Photo: Tel Aviv University
Researchers at Tel Aviv University have found changes in the morphology of many birds in Israel over the past 70 years, which they interpret to be a response to climate change. The body mass of some species decreased, while in others body length increased—in both cases increasing the ratio between surface area and volume. The researchers contend that these are strategies to facilitate heat loss to the environment. The researchers state that "the birds evidently changed in response to the changing climate. However, this solution may not be fully adequate, especially as temperatures continue to rise."
The study was led by Prof. Shai Meiri and Ph.D. student Shahar Dubiner of the School of Zoology, Wise Faculty of Life Sciences, and the Steinhardt Museum of Natural History at Tel Aviv University. The paper was published in Global Ecology and Biogeography.
Prof. Meiri explains that according to Bergmann's rule, formulated in the 19th century, members of bird and mammal species living in a cold climate tend to be larger than members of the same species living in a warmer climate. This is because the ratio of surface area to volume is higher in smaller animals, permitting more heat loss (an advantage in warm regions), and lower in larger bodies, minimizing heat loss (a benefit in colder climates). Based on this rule scientists have recently predicted that global warming will lead to a reduction in animal size, with a possible exception: birds living in the human environment (such as pigeons, house sparrows, and the hooded crow) may gain size due to increased food availability, a phenomenon already witnessed in mammals such as jackals and wolves.
Relying on the vast bird collection preserved by the Steinhardt Museum of Natural History at TAU, the researchers looked for changes in bird morphology over the past 70 years in Israel. They examined approximately 8,000 adult specimens of 106 different species—including migratory birds that annually pass through Israel (such as the common chiffchaff, white stork, and black buzzard), resident wild birds (like the Eurasian jay, Eurasian eagle-owl, and rock partridge), and commensal birds, that live near humans. They built a complex statistical model consisting of various parameters to assess morphological changes—in the birds' body mass, body length and wing length—during the relevant period.
Shahar Dubiner says that their "findings revealed a complicated picture. We identified two different types of morphological changes: some species had become lighter—their mass had decreased while their body length remained unchanged; while others had become longer—their body length had increased, while their mass remained unchanged. These together represent more than half of the species examined, but there was practically no overlap between the two groups—almost none of the birds had become both lighter and longer. We think that these are two different strategies for coping with the same problem, namely the rising temperatures. In both cases, the surface area to volume ratio is increased (by either increasing the numerator or reducing the denominator)—which helps the body lose heat to its environment. The opposite, namely a decrease in this ratio, was not observed in any of the species."
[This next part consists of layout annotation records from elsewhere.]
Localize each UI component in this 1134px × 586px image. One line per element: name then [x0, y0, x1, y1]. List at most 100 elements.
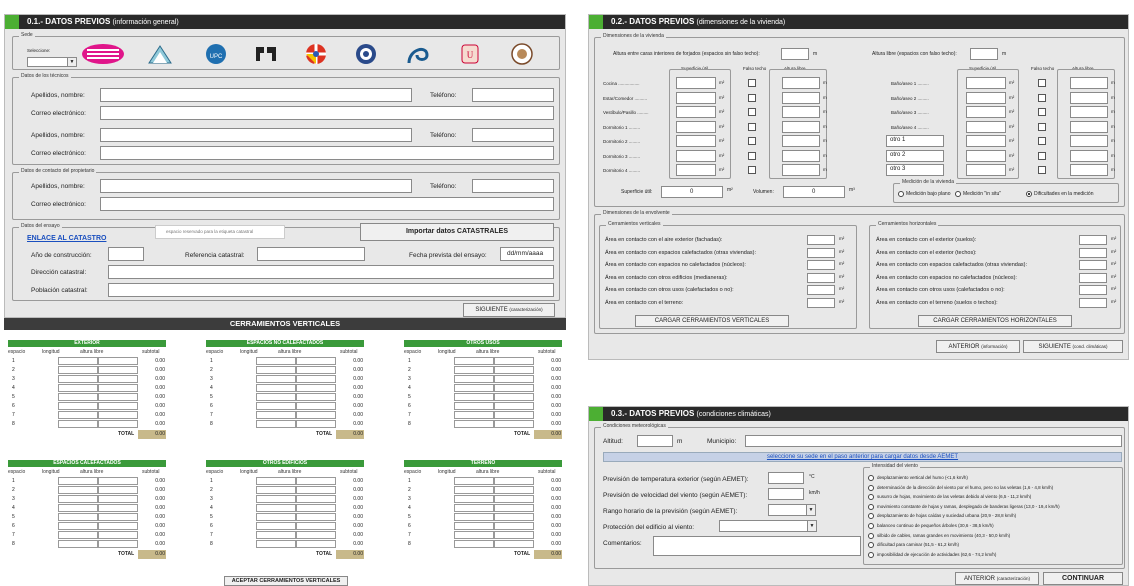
comentarios-input[interactable]	[653, 536, 861, 556]
wind-radio[interactable]	[868, 475, 874, 481]
logo-5-icon[interactable]	[303, 43, 329, 65]
cv-area-input[interactable]	[807, 247, 835, 258]
longitud-cell[interactable]	[256, 366, 296, 374]
falso-techo-checkbox[interactable]	[748, 108, 756, 116]
altura-cell[interactable]	[494, 486, 534, 494]
municipio-input[interactable]	[745, 435, 1122, 447]
telefono-input-1[interactable]	[472, 88, 554, 102]
altura-cell[interactable]	[494, 522, 534, 530]
referencia-input[interactable]	[257, 247, 365, 261]
longitud-cell[interactable]	[256, 495, 296, 503]
cv-area-input[interactable]	[807, 260, 835, 270]
ch-area-input[interactable]	[1079, 285, 1107, 295]
altura-cell[interactable]	[296, 495, 336, 503]
longitud-cell[interactable]	[58, 384, 98, 392]
sup-util-input[interactable]	[966, 91, 1006, 104]
wind-radio[interactable]	[868, 523, 874, 529]
altura-libre-input[interactable]	[782, 120, 820, 133]
longitud-cell[interactable]	[454, 420, 494, 428]
longitud-cell[interactable]	[256, 393, 296, 401]
altura-cell[interactable]	[494, 513, 534, 521]
longitud-cell[interactable]	[58, 366, 98, 374]
otro-name-input[interactable]: otro 2	[886, 149, 944, 162]
sup-util-input[interactable]	[966, 120, 1006, 133]
longitud-cell[interactable]	[454, 513, 494, 521]
longitud-cell[interactable]	[454, 366, 494, 374]
falso-techo-checkbox[interactable]	[1038, 108, 1046, 116]
cv-area-input[interactable]	[807, 285, 835, 295]
sup-util-input[interactable]	[966, 135, 1006, 147]
longitud-cell[interactable]	[58, 393, 98, 401]
longitud-cell[interactable]	[454, 540, 494, 548]
altitud-input[interactable]	[637, 435, 673, 447]
logo-9-icon[interactable]	[509, 43, 535, 65]
logo-1-icon[interactable]	[81, 43, 125, 65]
longitud-cell[interactable]	[454, 522, 494, 530]
longitud-cell[interactable]	[58, 477, 98, 485]
sup-util-input[interactable]	[676, 149, 716, 162]
siguiente-caracterizacion-button[interactable]: SIGUIENTE (caracterización)	[463, 303, 555, 317]
falso-techo-checkbox[interactable]	[1038, 93, 1046, 102]
sup-util-input[interactable]	[676, 164, 716, 176]
longitud-cell[interactable]	[58, 357, 98, 365]
altura-cell[interactable]	[98, 420, 138, 428]
logo-4-icon[interactable]	[253, 43, 279, 65]
longitud-cell[interactable]	[58, 540, 98, 548]
sup-util-input[interactable]	[676, 91, 716, 104]
rango-select[interactable]: ▼	[768, 504, 816, 516]
continuar-button[interactable]: CONTINUAR	[1043, 572, 1123, 585]
altura-cell[interactable]	[296, 420, 336, 428]
altura-cell[interactable]	[98, 384, 138, 392]
altura-cell[interactable]	[98, 531, 138, 539]
altura-cell[interactable]	[98, 486, 138, 494]
altura-cell[interactable]	[296, 504, 336, 512]
sup-util-input[interactable]	[676, 135, 716, 147]
longitud-cell[interactable]	[58, 420, 98, 428]
logo-8-icon[interactable]: U	[457, 43, 483, 65]
cv-area-input[interactable]	[807, 235, 835, 245]
falso-techo-checkbox[interactable]	[748, 79, 756, 87]
altura-cell[interactable]	[494, 384, 534, 392]
altura-cell[interactable]	[98, 522, 138, 530]
longitud-cell[interactable]	[58, 513, 98, 521]
longitud-cell[interactable]	[58, 486, 98, 494]
anio-input[interactable]	[108, 247, 144, 261]
ch-area-input[interactable]	[1079, 260, 1107, 270]
longitud-cell[interactable]	[454, 531, 494, 539]
longitud-cell[interactable]	[58, 375, 98, 383]
altura-libre-input[interactable]	[1070, 149, 1108, 162]
falso-techo-checkbox[interactable]	[748, 93, 756, 102]
apellidos-input-2[interactable]	[100, 128, 412, 142]
falso-techo-checkbox[interactable]	[748, 122, 756, 131]
longitud-cell[interactable]	[454, 384, 494, 392]
falso-techo-checkbox[interactable]	[748, 137, 756, 145]
altura-cell[interactable]	[494, 477, 534, 485]
upc-logo-icon[interactable]: UPC	[203, 43, 229, 65]
direccion-input[interactable]	[108, 265, 554, 279]
temperatura-input[interactable]	[768, 472, 804, 484]
otro-name-input[interactable]: otro 1	[886, 135, 944, 147]
siguiente-cond-climaticas-button[interactable]: SIGUIENTE (cond. climáticas)	[1023, 340, 1123, 353]
altura-cell[interactable]	[494, 393, 534, 401]
longitud-cell[interactable]	[454, 495, 494, 503]
longitud-cell[interactable]	[454, 504, 494, 512]
altura-cell[interactable]	[98, 366, 138, 374]
telefono-input-2[interactable]	[472, 128, 554, 142]
volumen-input[interactable]: 0	[783, 186, 845, 198]
longitud-cell[interactable]	[58, 495, 98, 503]
medicion-in-situ-radio[interactable]	[955, 191, 961, 197]
logo-2-icon[interactable]	[147, 43, 173, 65]
cargar-horizontales-button[interactable]: CARGAR CERRAMIENTOS HORIZONTALES	[918, 315, 1072, 327]
longitud-cell[interactable]	[454, 411, 494, 419]
altura-cell[interactable]	[296, 531, 336, 539]
anterior-caracterizacion-button[interactable]: ANTERIOR (caracterización)	[955, 572, 1039, 585]
altura-cell[interactable]	[98, 375, 138, 383]
logo-6-icon[interactable]	[353, 43, 379, 65]
longitud-cell[interactable]	[454, 486, 494, 494]
superficie-util-input[interactable]: 0	[661, 186, 723, 198]
altura-cell[interactable]	[494, 366, 534, 374]
longitud-cell[interactable]	[454, 357, 494, 365]
longitud-cell[interactable]	[58, 531, 98, 539]
altura-libre-input[interactable]	[1070, 164, 1108, 176]
altura-cell[interactable]	[98, 411, 138, 419]
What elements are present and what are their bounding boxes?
These findings were observed across the country, regardless of nutrition, and in all types of species: resident birds; commensal species living in the human environment—which, contrary to predictions, exhibited changes similar to those of other birds; and migrants. A difference was identified, however, between the two strategies: changes in body length tended to occur more in migrants, while changes in body mass were more typical of non-migratory birds. The very fact that such changes were found in migratory birds coming from Asia, Europe, and Africa, suggests that we are witnessing a global phenomenon. The study also found that the impact of climate change over time on bird morphology is 10 times greater than the impact of similar differences in temperature between geographical areas.
Dubiner continues that their "findings indicate that global warming causes fast and significant changes in bird morphology. But what are the implications of these changes? Should we be concerned? Is this a problem, or rather an encouraging ability to adapt to a changing environment? Such morphological changes over a few decades probably do not represent an evolutionary adaptation, but rather certain phenotypic flexibility exhibited by the birds. We are concerned that over such a short period of time, there is a limit to the flexibility or evolutionary potential of these traits, and the birds might run out of effective solutions as temperatures continue to rise."